Keluar mall tak lupa mengembalikan toilet yang dipinjam, hari mulai senja kami memutuskan untuk jalan-jalan saja di Downtown Hiroshima sekalian mencari makan malam. Ada ramen, tempura, sushi, banyak juga yang ramai pengunjung sampai antri. Ichiran Ramen ada juga di sini, tapi kami rencana mau makan yang di Tokyo saja. Ingin mencari restoran lokal, tapi tidak mau Okonomiyaki juga.
Maunya yang mengenyangkan seperti nasi, ramen, yang karbonya banyak karena sudah lelah jalan kaki seharian, banyak maunya! Sembari jalan mencari makanan yang cocok, melihat ada semacam perlombaan akapela. Mumpung perut belum lapar benar, kami pun ikut mendengar nyanyian merdu mereka. Meskipun yang nyanyi suaranya bagus-bagus, tetapi yang bertepuk tangan sedikit seperti malu-malu.

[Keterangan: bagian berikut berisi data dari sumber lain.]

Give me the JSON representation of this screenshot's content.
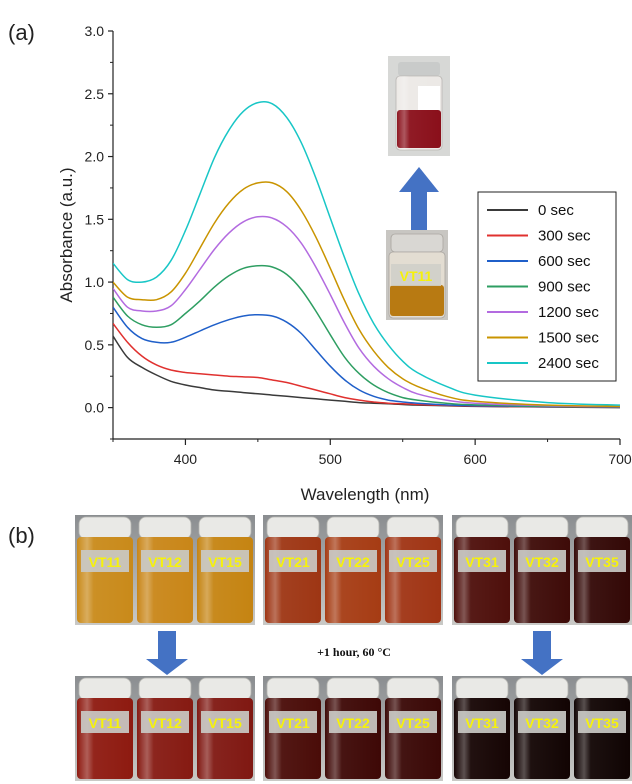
{
  "figure": {
    "panel_a_label": "(a)",
    "panel_b_label": "(b)",
    "condition_text": "+1 hour, 60 °C",
    "inset_vial_label": "VT11"
  },
  "colors": {
    "curve_0": "#3a3a3a",
    "curve_300": "#e0312f",
    "curve_600": "#1f5fc9",
    "curve_900": "#2e9e62",
    "curve_1200": "#b36be0",
    "curve_1500": "#c99400",
    "curve_2400": "#18c6c6",
    "arrow": "#4472c4",
    "vial_label_text": "#f6f20a"
  },
  "chart_data": {
    "type": "line",
    "xlabel": "Wavelength (nm)",
    "ylabel": "Absorbance (a.u.)",
    "xlim": [
      350,
      700
    ],
    "ylim": [
      -0.25,
      3.0
    ],
    "x_ticks": [
      400,
      500,
      600,
      700
    ],
    "y_ticks": [
      "0.0",
      "0.5",
      "1.0",
      "1.5",
      "2.0",
      "2.5",
      "3.0"
    ],
    "legend_position": "right",
    "grid": false,
    "x": [
      350,
      360,
      370,
      380,
      390,
      400,
      410,
      420,
      430,
      440,
      450,
      460,
      470,
      480,
      490,
      500,
      510,
      520,
      530,
      540,
      550,
      560,
      580,
      600,
      650,
      700
    ],
    "series": [
      {
        "name": "0 sec",
        "values": [
          0.57,
          0.4,
          0.32,
          0.26,
          0.21,
          0.18,
          0.16,
          0.14,
          0.13,
          0.12,
          0.11,
          0.1,
          0.09,
          0.08,
          0.07,
          0.06,
          0.05,
          0.04,
          0.035,
          0.03,
          0.025,
          0.02,
          0.015,
          0.01,
          0.005,
          0.0
        ]
      },
      {
        "name": "300 sec",
        "values": [
          0.67,
          0.52,
          0.41,
          0.34,
          0.3,
          0.28,
          0.27,
          0.26,
          0.25,
          0.245,
          0.24,
          0.22,
          0.2,
          0.17,
          0.14,
          0.11,
          0.08,
          0.06,
          0.045,
          0.035,
          0.03,
          0.025,
          0.018,
          0.012,
          0.006,
          0.005
        ]
      },
      {
        "name": "600 sec",
        "values": [
          0.8,
          0.64,
          0.55,
          0.52,
          0.52,
          0.56,
          0.61,
          0.66,
          0.7,
          0.73,
          0.74,
          0.73,
          0.68,
          0.59,
          0.46,
          0.33,
          0.22,
          0.14,
          0.09,
          0.06,
          0.045,
          0.035,
          0.022,
          0.015,
          0.008,
          0.005
        ]
      },
      {
        "name": "900 sec",
        "values": [
          0.88,
          0.73,
          0.66,
          0.64,
          0.66,
          0.75,
          0.85,
          0.96,
          1.05,
          1.11,
          1.13,
          1.12,
          1.06,
          0.94,
          0.77,
          0.58,
          0.4,
          0.27,
          0.18,
          0.12,
          0.08,
          0.06,
          0.035,
          0.022,
          0.01,
          0.006
        ]
      },
      {
        "name": "1200 sec",
        "values": [
          0.95,
          0.8,
          0.77,
          0.77,
          0.81,
          0.94,
          1.1,
          1.26,
          1.39,
          1.48,
          1.52,
          1.51,
          1.44,
          1.31,
          1.12,
          0.9,
          0.67,
          0.47,
          0.33,
          0.23,
          0.16,
          0.11,
          0.06,
          0.035,
          0.015,
          0.008
        ]
      },
      {
        "name": "1500 sec",
        "values": [
          1.0,
          0.88,
          0.86,
          0.86,
          0.92,
          1.07,
          1.27,
          1.47,
          1.63,
          1.74,
          1.79,
          1.79,
          1.72,
          1.57,
          1.36,
          1.11,
          0.85,
          0.62,
          0.45,
          0.32,
          0.23,
          0.17,
          0.09,
          0.05,
          0.02,
          0.01
        ]
      },
      {
        "name": "2400 sec",
        "values": [
          1.15,
          1.02,
          1.0,
          1.04,
          1.17,
          1.41,
          1.7,
          1.99,
          2.21,
          2.36,
          2.43,
          2.42,
          2.31,
          2.11,
          1.83,
          1.51,
          1.19,
          0.9,
          0.67,
          0.5,
          0.37,
          0.28,
          0.17,
          0.1,
          0.04,
          0.02
        ]
      }
    ]
  },
  "vial_groups": [
    {
      "before": [
        "VT11",
        "VT12",
        "VT15"
      ],
      "after": [
        "VT11",
        "VT12",
        "VT15"
      ],
      "before_colors": [
        "#c98a1a",
        "#c98618",
        "#c58412"
      ],
      "after_colors": [
        "#8e1a10",
        "#861a12",
        "#801812"
      ]
    },
    {
      "before": [
        "VT21",
        "VT22",
        "VT25"
      ],
      "after": [
        "VT21",
        "VT22",
        "VT25"
      ],
      "before_colors": [
        "#9e3614",
        "#a63c14",
        "#a03414"
      ],
      "after_colors": [
        "#4a0c08",
        "#3e0806",
        "#3a0806"
      ]
    },
    {
      "before": [
        "VT31",
        "VT32",
        "VT35"
      ],
      "after": [
        "VT31",
        "VT32",
        "VT35"
      ],
      "before_colors": [
        "#4e0f0b",
        "#3e0b08",
        "#330806"
      ],
      "after_colors": [
        "#160504",
        "#120403",
        "#100403"
      ]
    }
  ]
}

Selesai mendengarkan nyanyian, kami lanjut berkeliling lagi mencari makanan. Akhirnya ketemu tempat makan yang cocok, banyak karbonya! Ramen + nasi goreng, belinya pun menggunakan tiket. Cocok untuk orang introvert tidak bisa berbahasa Jepang, tempatnya kecil jadi stroller kami tinggal di luar. Makan agak buru-buru tidak tenang menengok ke luar apakah stroller aman?


Secara keseluruhan, Pulau Miyajima merupakan tempat yang menyenangkan. Atmosfir romantismenya masih terbawa sampai kami ke Pusat Kota Hiroshima, ditambah dengan suasana lampu dan pohon Natal. Itsukushima Shrine juga tetap indah meski ada tiang pancang renovasi, mungkin nanti ke sini lagi setelah renovasi untuk mengabadikan floating gate yang sering dipajang di restoran jepang.